AI-Assisted Writing Feedback: Concepts Worth Exploring
My AI experiments for WriteDaily have progressed from conceptual exploration to working prototypes. Here’s an honest update on what’s working and what isn’t.
The Prototype
I built a small feedback engine that runs a quantised Mistral 7B model locally on the WriteDaily server. It processes an entry after save, producing structured feedback in three areas:
Pattern recognition across entries. The model compares today’s entry against your 30-day baseline and flags anomalies: “Your use of certainty language (‘definitely’, ‘certainly’, ‘without doubt’) is 3x your monthly average. This entry reads as unusually confident.”

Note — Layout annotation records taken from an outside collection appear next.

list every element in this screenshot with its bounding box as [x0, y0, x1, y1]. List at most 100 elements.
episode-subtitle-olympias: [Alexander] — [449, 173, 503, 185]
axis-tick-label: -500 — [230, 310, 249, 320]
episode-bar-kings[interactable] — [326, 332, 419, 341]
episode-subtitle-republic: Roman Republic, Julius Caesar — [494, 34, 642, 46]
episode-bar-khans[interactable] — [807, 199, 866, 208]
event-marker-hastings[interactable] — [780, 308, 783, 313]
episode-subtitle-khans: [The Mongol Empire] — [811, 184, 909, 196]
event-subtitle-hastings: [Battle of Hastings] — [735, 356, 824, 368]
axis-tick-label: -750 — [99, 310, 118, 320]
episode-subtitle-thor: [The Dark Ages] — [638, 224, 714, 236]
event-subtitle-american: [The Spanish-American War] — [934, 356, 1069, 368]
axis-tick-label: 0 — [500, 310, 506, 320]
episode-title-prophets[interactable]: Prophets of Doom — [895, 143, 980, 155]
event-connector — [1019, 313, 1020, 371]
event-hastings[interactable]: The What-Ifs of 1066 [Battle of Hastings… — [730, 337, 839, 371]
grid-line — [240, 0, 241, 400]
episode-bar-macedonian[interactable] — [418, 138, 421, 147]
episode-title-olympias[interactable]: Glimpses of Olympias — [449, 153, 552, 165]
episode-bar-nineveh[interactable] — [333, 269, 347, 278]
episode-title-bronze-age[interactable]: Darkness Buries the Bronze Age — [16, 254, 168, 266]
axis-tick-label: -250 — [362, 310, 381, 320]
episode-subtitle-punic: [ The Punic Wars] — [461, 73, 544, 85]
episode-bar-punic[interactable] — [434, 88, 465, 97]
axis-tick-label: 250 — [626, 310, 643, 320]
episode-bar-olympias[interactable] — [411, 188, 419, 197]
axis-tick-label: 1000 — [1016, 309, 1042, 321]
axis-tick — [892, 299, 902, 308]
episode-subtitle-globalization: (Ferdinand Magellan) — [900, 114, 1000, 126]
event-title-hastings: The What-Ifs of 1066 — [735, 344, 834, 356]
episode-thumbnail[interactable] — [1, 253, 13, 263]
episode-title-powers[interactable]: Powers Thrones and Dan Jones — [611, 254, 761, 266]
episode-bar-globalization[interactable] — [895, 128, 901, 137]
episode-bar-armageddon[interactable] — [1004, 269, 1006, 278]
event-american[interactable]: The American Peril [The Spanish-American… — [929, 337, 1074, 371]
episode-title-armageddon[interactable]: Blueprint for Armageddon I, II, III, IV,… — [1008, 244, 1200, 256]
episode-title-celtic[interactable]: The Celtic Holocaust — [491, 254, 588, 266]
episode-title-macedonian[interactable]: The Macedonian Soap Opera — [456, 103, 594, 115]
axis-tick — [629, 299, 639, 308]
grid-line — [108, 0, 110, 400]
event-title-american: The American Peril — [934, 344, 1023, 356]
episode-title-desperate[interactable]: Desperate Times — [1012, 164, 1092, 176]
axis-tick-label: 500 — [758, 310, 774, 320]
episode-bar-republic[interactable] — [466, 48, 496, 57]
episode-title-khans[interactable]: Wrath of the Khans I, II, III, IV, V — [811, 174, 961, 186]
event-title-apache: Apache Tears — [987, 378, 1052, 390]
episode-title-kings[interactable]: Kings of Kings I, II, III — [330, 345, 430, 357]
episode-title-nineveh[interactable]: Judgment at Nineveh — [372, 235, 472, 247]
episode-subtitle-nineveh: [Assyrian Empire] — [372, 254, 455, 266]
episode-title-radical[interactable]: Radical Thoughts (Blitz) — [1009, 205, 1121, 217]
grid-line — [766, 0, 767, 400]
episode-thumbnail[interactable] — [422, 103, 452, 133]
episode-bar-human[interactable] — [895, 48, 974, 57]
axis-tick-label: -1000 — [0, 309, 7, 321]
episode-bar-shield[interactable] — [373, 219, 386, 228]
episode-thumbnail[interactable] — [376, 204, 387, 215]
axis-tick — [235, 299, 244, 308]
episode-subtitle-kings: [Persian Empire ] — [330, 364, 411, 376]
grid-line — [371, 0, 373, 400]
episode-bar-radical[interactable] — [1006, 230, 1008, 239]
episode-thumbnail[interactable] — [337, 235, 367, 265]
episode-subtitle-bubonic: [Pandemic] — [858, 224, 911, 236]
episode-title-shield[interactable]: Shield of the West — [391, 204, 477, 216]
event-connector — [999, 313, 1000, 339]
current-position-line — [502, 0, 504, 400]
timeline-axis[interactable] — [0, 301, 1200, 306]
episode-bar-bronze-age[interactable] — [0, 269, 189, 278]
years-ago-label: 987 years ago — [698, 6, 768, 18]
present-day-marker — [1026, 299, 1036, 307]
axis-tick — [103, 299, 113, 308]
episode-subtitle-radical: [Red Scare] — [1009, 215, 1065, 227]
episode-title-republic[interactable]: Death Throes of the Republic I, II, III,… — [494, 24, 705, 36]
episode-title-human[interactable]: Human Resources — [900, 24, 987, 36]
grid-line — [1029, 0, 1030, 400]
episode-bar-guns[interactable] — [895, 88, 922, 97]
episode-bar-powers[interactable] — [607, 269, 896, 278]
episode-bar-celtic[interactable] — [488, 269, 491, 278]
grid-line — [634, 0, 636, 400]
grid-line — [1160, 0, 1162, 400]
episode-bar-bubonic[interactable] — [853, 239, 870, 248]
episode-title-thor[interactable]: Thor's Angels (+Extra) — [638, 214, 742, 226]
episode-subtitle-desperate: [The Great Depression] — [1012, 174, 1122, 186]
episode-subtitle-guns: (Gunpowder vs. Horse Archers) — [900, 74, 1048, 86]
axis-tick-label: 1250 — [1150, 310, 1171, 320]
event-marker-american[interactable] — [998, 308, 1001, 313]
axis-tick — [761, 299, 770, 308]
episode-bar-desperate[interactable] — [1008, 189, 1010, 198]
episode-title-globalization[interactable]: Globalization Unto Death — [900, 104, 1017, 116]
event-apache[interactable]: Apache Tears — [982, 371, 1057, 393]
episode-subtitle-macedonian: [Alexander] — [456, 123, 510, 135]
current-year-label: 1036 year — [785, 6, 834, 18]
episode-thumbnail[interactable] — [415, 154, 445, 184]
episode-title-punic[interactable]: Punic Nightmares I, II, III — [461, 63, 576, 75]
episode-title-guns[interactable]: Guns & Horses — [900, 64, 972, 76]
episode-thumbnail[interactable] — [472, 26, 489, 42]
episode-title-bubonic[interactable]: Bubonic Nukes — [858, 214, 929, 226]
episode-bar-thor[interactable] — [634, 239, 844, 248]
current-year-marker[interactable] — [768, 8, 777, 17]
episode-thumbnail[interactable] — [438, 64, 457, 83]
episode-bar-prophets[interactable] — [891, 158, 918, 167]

Thematic summarisation. A weekly digest that identifies recurring themes without exposing raw entry text: “This week’s writing focused on: decision-making (4 entries), team dynamics (2 entries), personal health (1 entry).”
Tone and style observations. Sentence variety scores, reading level estimates, passive vs. active voice ratios — the kind of mechanical feedback that complements LIWC’s psychological insights.
What’s Working
The privacy-preserving architecture is solid. Everything runs locally — no API keys, no external services, no data egress. The quantised model fits in 4GB of RAM and processes a 750-word entry in about 2.5 seconds.
The structured output from the two-pass approach (extract data, then narrate) produces consistent, hallucination-resistant feedback. I haven’t seen an invented pattern in over 500 test entries.
The LLM feedback complements LIWC well. It covers ground LIWC can’t — narrative patterns, stylistic observations, cross-entry comparisons. LIWC handles the psychological profiling. Together, they’re more useful than either alone.
What’s Not Ready
Running inference on every entry save would increase server costs meaningfully. The current prototype processes entries on a queue with a ~5-second delay, which works but adds complexity.
“AI-powered writing feedback” sets expectations the prototype can’t fully meet. The model is good at pattern recognition, not literary criticism. Positioning matters.
Models evolve fast. A Mistral 7B integration built today would need updating within months. WriteDaily has always prioritised low-maintenance infrastructure. Adding an LLM dependency changes that calculus.
My Stance
I’m continuing to develop the prototype, but I’m not shipping it on WriteDaily yet. The technology is exciting, the privacy architecture is sound, and the feedback quality is genuinely useful. But “useful prototype” and “production feature” are different things.
When it ships — if it ships — it will be opt-in, privacy-preserving, and complementary to the LIWC analysis users already trust. No rush. WriteDaily has been running for over a decade. A few more months of careful development won’t hurt.